The question being whether the transaction was fraudulent because made out of the ordinary course of business of this bankrupt, the evidence that the defendants had bought unmanufactured stock of other manufacturers of boots and shoes, was rightly rejected as immaterial. The testimony that sales or offers of sales of such stock by such a manufacturer would not be a suspicious circumstance which would affect his reputation for solvency was also rightly rejected, because that was not a matter upon which the opinions of witnesses were competent evidence.

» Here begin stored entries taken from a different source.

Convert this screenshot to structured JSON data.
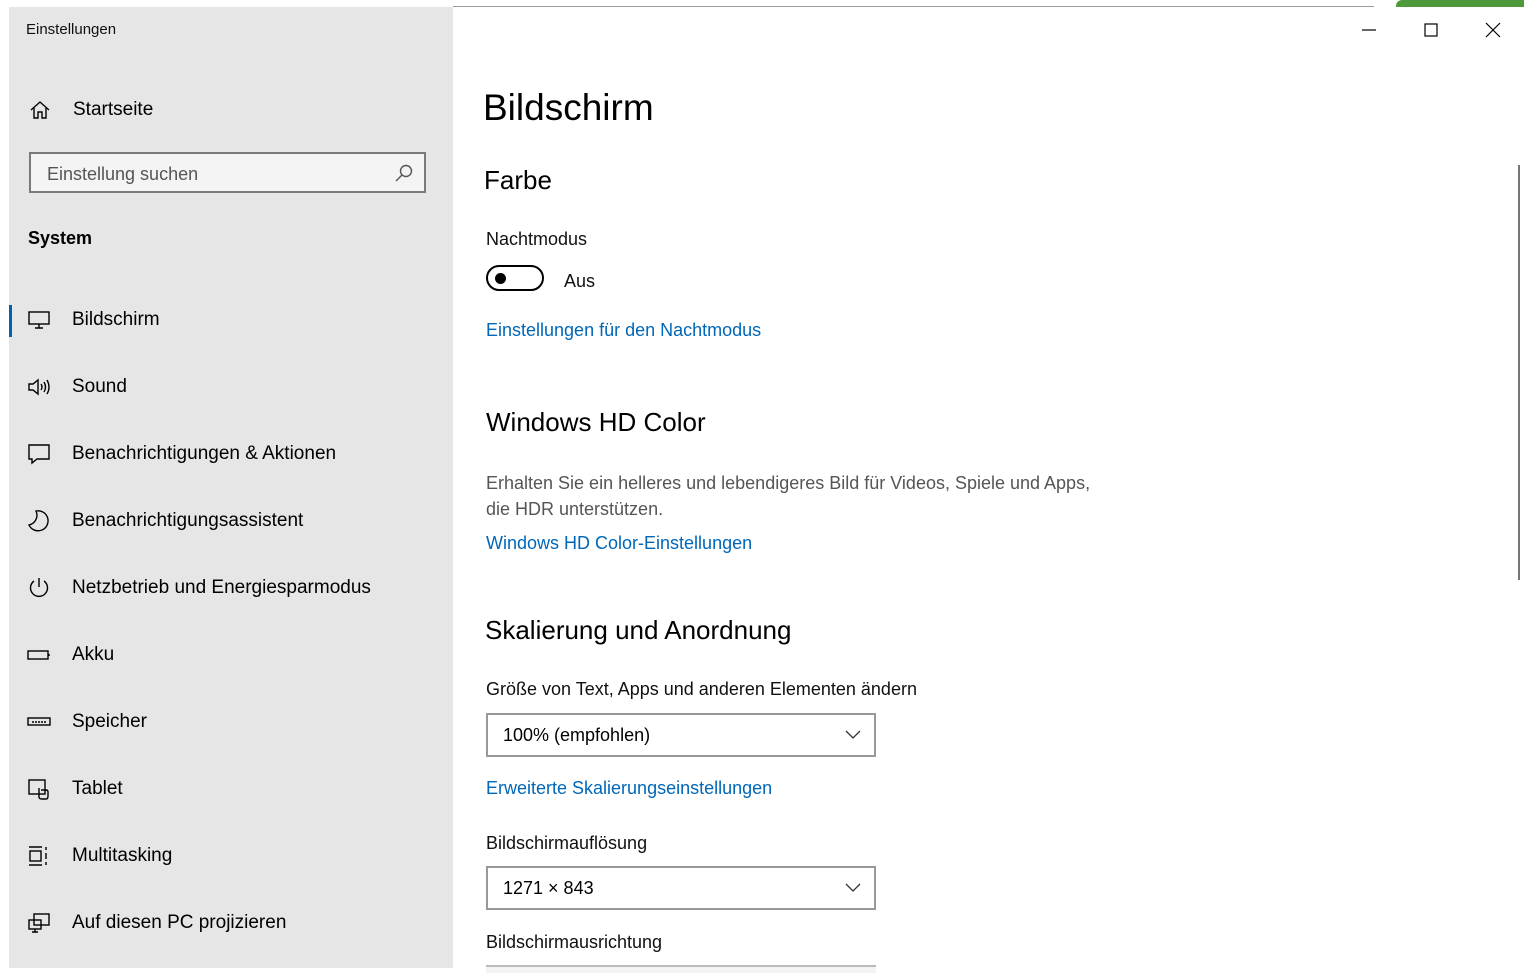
{
  "window": {
    "title": "Einstellungen"
  },
  "sidebar": {
    "home_label": "Startseite",
    "search_placeholder": "Einstellung suchen",
    "section": "System",
    "items": [
      {
        "label": "Bildschirm",
        "icon": "monitor-icon",
        "active": true
      },
      {
        "label": "Sound",
        "icon": "speaker-icon"
      },
      {
        "label": "Benachrichtigungen & Aktionen",
        "icon": "notification-icon"
      },
      {
        "label": "Benachrichtigungsassistent",
        "icon": "moon-icon"
      },
      {
        "label": "Netzbetrieb und Energiesparmodus",
        "icon": "power-icon"
      },
      {
        "label": "Akku",
        "icon": "battery-icon"
      },
      {
        "label": "Speicher",
        "icon": "storage-icon"
      },
      {
        "label": "Tablet",
        "icon": "tablet-icon"
      },
      {
        "label": "Multitasking",
        "icon": "multitasking-icon"
      },
      {
        "label": "Auf diesen PC projizieren",
        "icon": "project-icon"
      }
    ]
  },
  "main": {
    "title": "Bildschirm",
    "color_section": {
      "heading": "Farbe",
      "night_mode_label": "Nachtmodus",
      "night_mode_state": "Aus",
      "night_mode_link": "Einstellungen für den Nachtmodus"
    },
    "hdr_section": {
      "heading": "Windows HD Color",
      "description": "Erhalten Sie ein helleres und lebendigeres Bild für Videos, Spiele und Apps, die HDR unterstützen.",
      "link": "Windows HD Color-Einstellungen"
    },
    "scaling_section": {
      "heading": "Skalierung und Anordnung",
      "scale_label": "Größe von Text, Apps und anderen Elementen ändern",
      "scale_value": "100% (empfohlen)",
      "scale_link": "Erweiterte Skalierungseinstellungen",
      "resolution_label": "Bildschirmauflösung",
      "resolution_value": "1271 × 843",
      "orientation_label": "Bildschirmausrichtung"
    }
  },
  "colors": {
    "accent": "#0067b8",
    "sidebar_bg": "#e6e6e6",
    "active_indicator": "#0063b1"
  }
}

But the evidence that it was a general custom and within the ordinary course of business for persons engaged in the same manufacturing business as this bankrupt to sell unmanufactured stock, and that this was a custom generally known to such manufacturers and to dealers in leather, should have been admitted, as bearing upon the question whether the conveyance to the defendants was made in the usual and ordinary course of the bankrupt’s business, as well as upon the question whether the defendants had reasonable cause to believe him to be insolvent, and the conveyance to be made in fraud of the bankrupt act. The rejection of this evidence requires the Exceptions to be sustained.